My only experience with negative skip-bleach involved using the low-con Fuji F-400, which came out great,


Hi David,

How did you rate the F-400 for the negative skip-bleach? I just shot a Super 16 short using the Fuji Eterna 400T in which we are doing a full bleach bypass on the negative. I rated the stock normally (EI 400) but based on the advice of a colleague I was extremely careful on set to control the shadows (no more than 2 stops under unless I wanted BLACK blacks) and highlights (never more than 1/2 stop over except in the rare instance where blown out white was acceptable).

I ask primarily because it appears most folks underexpose between 1/2 stop to a stop for any sort of skip bleach/silver retention process (and then light normally?) and I'm concerned that my approach was backwards. I really made it a priority to create minimal contrast and relatively soft light with carefully placed, but small hard accents that never went more than 1/2 stop over key. (I shot everything at 2.8 so I could use both my eyes and my meter most effectively in this regard.) In addition, art direction was carefully planned so tones would work well with the Eterna's soft pallete and the bypass's skewed color "sense."
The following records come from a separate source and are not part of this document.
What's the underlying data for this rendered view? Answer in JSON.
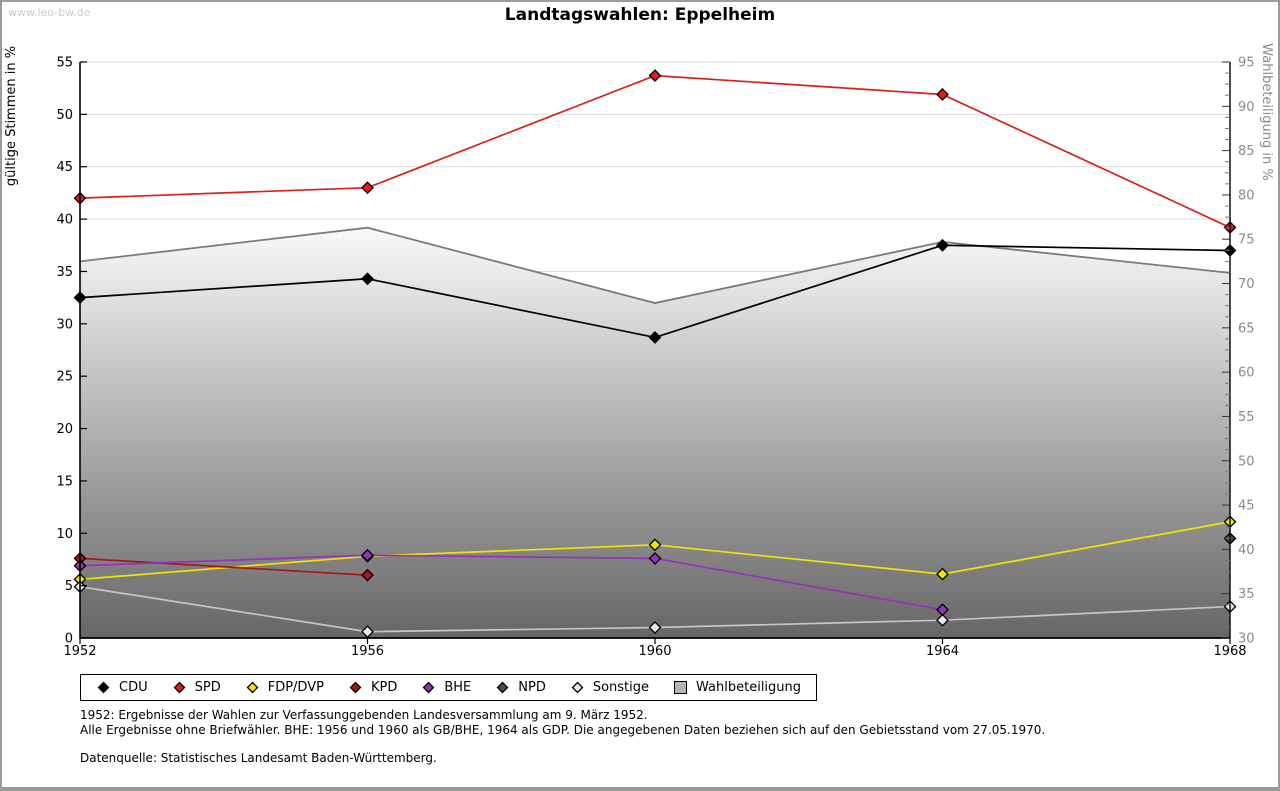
{
  "watermark": "www.leo-bw.de",
  "title": "Landtagswahlen: Eppelheim",
  "footnotes": [
    "1952: Ergebnisse der Wahlen zur Verfassunggebenden Landesversammlung am 9. März 1952.",
    "Alle Ergebnisse ohne Briefwähler. BHE: 1956 und 1960 als GB/BHE, 1964 als GDP. Die angegebenen Daten beziehen sich auf den Gebietsstand vom 27.05.1970.",
    "Datenquelle: Statistisches Landesamt Baden-Württemberg."
  ],
  "chart_data": {
    "type": "line",
    "title": "Landtagswahlen: Eppelheim",
    "x": [
      "1952",
      "1956",
      "1960",
      "1964",
      "1968"
    ],
    "left_axis": {
      "label": "gültige Stimmen in %",
      "min": 0,
      "max": 55,
      "ticks": [
        0,
        5,
        10,
        15,
        20,
        25,
        30,
        35,
        40,
        45,
        50,
        55
      ],
      "tick_color": "#000000",
      "label_color": "#000000"
    },
    "right_axis": {
      "label": "Wahlbeteiligung in %",
      "min": 30,
      "max": 95,
      "ticks": [
        30,
        35,
        40,
        45,
        50,
        55,
        60,
        65,
        70,
        75,
        80,
        85,
        90,
        95
      ],
      "minor_step": 1.25,
      "tick_color": "#8a8a8a",
      "label_color": "#8a8a8a"
    },
    "grid": {
      "show": true,
      "color": "#dbdbdb"
    },
    "series": [
      {
        "name": "Wahlbeteiligung",
        "type": "area",
        "axis": "right",
        "color": "#7a7a7a",
        "fill_top": "#f9f9f9",
        "fill_bottom": "#666666",
        "legend_swatch": "#b4b4b4",
        "values": [
          72.5,
          76.3,
          67.8,
          74.7,
          71.2
        ]
      },
      {
        "name": "CDU",
        "type": "line",
        "axis": "left",
        "color": "#000000",
        "values": [
          32.5,
          34.3,
          28.7,
          37.5,
          37.0
        ]
      },
      {
        "name": "SPD",
        "type": "line",
        "axis": "left",
        "color": "#dd1f17",
        "values": [
          42.0,
          43.0,
          53.7,
          51.9,
          39.2
        ]
      },
      {
        "name": "FDP/DVP",
        "type": "line",
        "axis": "left",
        "color": "#f2e400",
        "values": [
          5.6,
          7.8,
          8.9,
          6.1,
          11.1
        ]
      },
      {
        "name": "KPD",
        "type": "line",
        "axis": "left",
        "color": "#a81414",
        "values": [
          7.6,
          6.0,
          null,
          null,
          null
        ]
      },
      {
        "name": "BHE",
        "type": "line",
        "axis": "left",
        "color": "#9632bb",
        "values": [
          6.9,
          7.9,
          7.6,
          2.7,
          null
        ]
      },
      {
        "name": "NPD",
        "type": "line",
        "axis": "left",
        "color": "#5c4836",
        "values": [
          null,
          null,
          null,
          null,
          9.5
        ]
      },
      {
        "name": "Sonstige",
        "type": "line",
        "axis": "left",
        "color": "#c6c6c6",
        "marker_fill": "#e9e9e9",
        "values": [
          4.9,
          0.6,
          1.0,
          1.7,
          3.0
        ]
      }
    ],
    "legend_order": [
      "CDU",
      "SPD",
      "FDP/DVP",
      "KPD",
      "BHE",
      "NPD",
      "Sonstige",
      "Wahlbeteiligung"
    ],
    "legend_position": "bottom"
  }
}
Of course I had strongly advised a test early in pre-production, and then warned the director that we MUST test as the shoot approached, but the time/money for the test never surfaced. I will confess that the script is a nasty piece (all night interiors, too) that lends itself to a harsh look, and that the director seemed pleased when I said "things might get ugly." (Jarhead's desert exteriors were cited as an extreme example of where highlights can go with a skip bleach.)

And I had also advised the director that we find a lab that offered either a scalable bypass or some other silver retention process that wasn't as radical as a full bypass, but the director/producer stuck with DuArt in NYC, which only offers the full bypass. And because we're finishing on video--dailies are going to telecine with only a slight possiblity of blow-up to 35mm pending budget and other factors--I couldn't advise a bleach bypass on an IP or IN.

I suppose I can take some solace in the fact that if the dailies come back terribly overexposed, the process (though somewhat costly) is reversible. But then I'd have a flat neg and some relatively dull lighting to contend with. Wish I'd had that test (or consulted this forum first)...sigh.